Which brings me to a slightly larger point, which is all about patience. We Cardinal fans are not, as a general rule, a very patient group. Now, we might like to think we are, that we’re really smart, very canny baseball fans with a view of the long-term, and we can really take that view when we need to. But let’s face it: the Cardinals did nothing but win for basically fifteen years, minus the briefest of retooling periods in 2007-’08, and now, after three seasons of moderately disappointing results the fanbase is grabbing pitchforks. The Cardinals haven’t even been bad! They’ve been just pretty good. Frustrating at times? Sure. But bad? Not in the slightest. And yet you would think it has been decades of futility and occasional mailbox bashings by the front office members that Cardinal fans have had to put up with.

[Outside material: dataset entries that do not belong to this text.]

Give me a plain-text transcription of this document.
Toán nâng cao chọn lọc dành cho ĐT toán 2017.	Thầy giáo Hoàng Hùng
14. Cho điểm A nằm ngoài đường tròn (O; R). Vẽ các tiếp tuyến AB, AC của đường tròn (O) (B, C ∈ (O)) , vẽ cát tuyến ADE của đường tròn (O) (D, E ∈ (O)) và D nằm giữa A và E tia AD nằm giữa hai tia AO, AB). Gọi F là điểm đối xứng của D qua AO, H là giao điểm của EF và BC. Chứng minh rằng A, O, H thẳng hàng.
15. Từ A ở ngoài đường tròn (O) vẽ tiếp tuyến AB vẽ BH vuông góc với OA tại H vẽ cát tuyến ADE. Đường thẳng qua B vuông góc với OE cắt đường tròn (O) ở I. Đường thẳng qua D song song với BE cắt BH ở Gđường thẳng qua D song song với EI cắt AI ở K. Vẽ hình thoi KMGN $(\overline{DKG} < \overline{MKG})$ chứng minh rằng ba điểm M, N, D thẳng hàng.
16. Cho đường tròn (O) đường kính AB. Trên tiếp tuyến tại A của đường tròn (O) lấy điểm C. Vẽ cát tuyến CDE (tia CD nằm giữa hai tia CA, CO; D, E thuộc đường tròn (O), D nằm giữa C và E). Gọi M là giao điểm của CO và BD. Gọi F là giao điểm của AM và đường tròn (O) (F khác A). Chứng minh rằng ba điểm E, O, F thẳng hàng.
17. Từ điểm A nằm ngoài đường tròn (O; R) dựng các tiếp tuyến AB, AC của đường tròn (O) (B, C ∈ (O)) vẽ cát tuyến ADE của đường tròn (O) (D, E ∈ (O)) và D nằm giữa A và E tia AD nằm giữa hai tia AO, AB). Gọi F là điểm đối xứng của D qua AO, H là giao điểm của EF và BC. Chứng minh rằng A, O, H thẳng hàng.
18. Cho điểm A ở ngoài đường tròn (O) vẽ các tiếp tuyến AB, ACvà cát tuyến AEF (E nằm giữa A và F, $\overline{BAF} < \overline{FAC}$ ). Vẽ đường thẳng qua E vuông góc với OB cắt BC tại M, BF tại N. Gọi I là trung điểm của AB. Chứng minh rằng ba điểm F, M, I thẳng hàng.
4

But then, I see the other side as well. This is a fanbase that supports the franchise it follows in a way that very, very few other fanbases do. (I almost said ‘through thick and thin’, but then realised there hasn’t really been any ‘thin’ in twenty years, so that’s kind of a pointless idea.) Certain colleges enjoy the kind of rabid support Cardinal fans provide. Green Bay Packer fans are in that class. Toronto sports teams in general have amazing fans. But there really aren’t that many places where a team gets the kind of love showered upon it as what we see here in St. Louis. And there’s a responsibility that comes with that. When you have that kind of fan support, it should be treasured, and nurtured, and respected. The fans are right to have high expectations, because they offer support that is difficult to match anywhere else. And an overwhelming majority of the time, this ownership group has done everything possible to put the best team on the field for these fans.

However, there’s a dark side to both that level of love, and that near-constant success. When things don’t work out the way you want, those expectations can boomerang and turn into a real problem. When a team engenders love to the level this one does, you aren’t just dealing with normal fandom. And constant success, much like spoiling a child, can create a group of people who are so used to getting what they want, all the time, every time, and right now! every time that they lose perspective.

What I’m trying to get at is this: if we want the Cardinals to turn and head down a different path, then we have to be willing to be patient when things are bad. If you really believe the team needs a change of direction, and you say you don’t care what happens this year because they need to retool, then you can’t furiously call for people’s heads when something goes wrong. If you want them to look at the long-term health of the club and get back on track, then you have to understand that the short-term gratification we’re used to most of the time probably isn’t coming.

Now if, on the other hand, you’re one of those people who demands constant winning, and cannot help but obsessively criticise the club for not winning because they’re JUST NOT TRYING HARD ENOUGH, and everything would be fine if they would just make bigger moves, and spend more, and do more and more and more stuff, fuck the consequences, then I suppose you have the right to not be patient, and not try to understand that when things go wrong, or the player you want to see playing isn’t starting in the cleanup spot on a given night, or it doesn’t seem like all the changes have happened yet and it’s been like, two weeks, it may be because before you can put in new appliances in your kitchen you have to remove the old ones. I mean, I won’t particularly think much of your opinion, and I might even think you’re a short-sighted idiot, but you’re entitled to that opinion all the same.

So we have less than a day and a half left until the trade deadline, and lots of things have happened. Lots of things still have to happen before we can really start to feel like the Cardinals are headed in the right direction. But I think we all understand, one way or another, that everything that needs to be done probably won’t get done in 30 hours or so.

And so I will leave you this morning with the admonition to enjoy the present, enjoy thinking about the future, and demand excellence from the team. But don’t expect that excellence to get here today. Or tomorrow. That refrigerator is going to be a real bitch to get out through the door.

And don’t even get me started on the quesadilla maker.